Re: Półmaraton 1:12 na wiosnę da się zrobić ?

: 20 paź 2013, 22:44
autor: runnerunner
Bieganie w z trenerem odpada przynajmnie narazie, musze najpierw mieć mocniejszą psyche, jak polegne to sam a nie będę komuś dupe zawracał.

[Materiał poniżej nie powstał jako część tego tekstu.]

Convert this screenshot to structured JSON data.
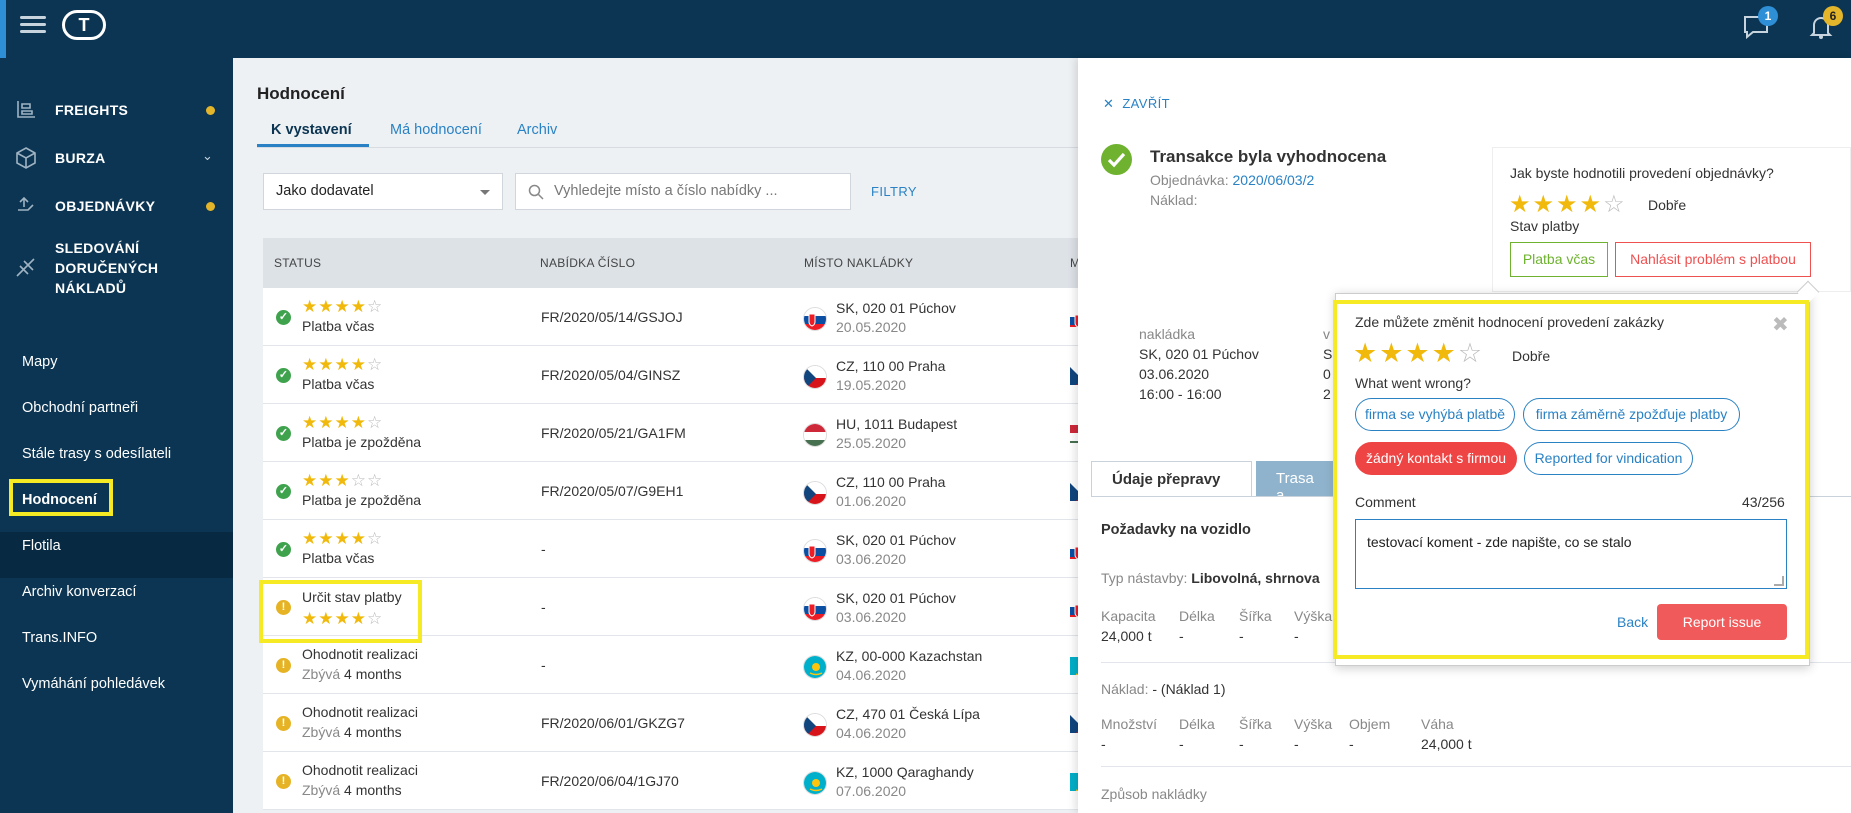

Re: Półmaraton 1:12 na wiosnę da się zrobić ?

: 20 paź 2013, 22:48
autor: adam1adam
runner- napisz swoj plan i....zobaczymy co z tego wyniknie.
tylko pozniej nie mow , ze nic z tego nie zrobiles :hahaha:

Re: Półmaraton 1:12 na wiosnę da się zrobić ?

: 20 paź 2013, 22:56
autor: majas
Chyba podchodzisz do tego ze złej strony. Trener jest własnie od motywowania i pilnowania zawodnika, a zawodnik od zapierdzielania na trenera ;) Podejrzewam, że większe prawdopobodbieństwo ejst, że polegniesz sam ze sobą, a z trenerem będziesz miał motywacje do treningów.

Re: Półmaraton 1:12 na wiosnę da się zrobić ?

: 21 paź 2013, 15:14
autor: Adrian26
Szczerze mówiąc nie rozumiem kwestii związanej z motywacją. Jeżeli rzeczywiście jesteś tak utalentowany, to teoretycznie nie powinieneś mieć z motywacją problemów. Czas 1:12 w półmaratonie to w wielu biegach daje nawet czołową trójkę, a niekiedy nawet zwycięstwo.

Re: Półmaraton 1:12 na wiosnę da się zrobić ?

: 21 paź 2013, 15:34
autor: f.lamer
Adrian26 pisze:Jeżeli rzeczywiście jesteś tak utalentowany, to teoretycznie nie powinieneś mieć z motywacją problemów.
talent często rozleniwia, zwłaszcza młodych ludzi, bo przyzwyczaja do osiągnięć bez wielkiego wysiłku.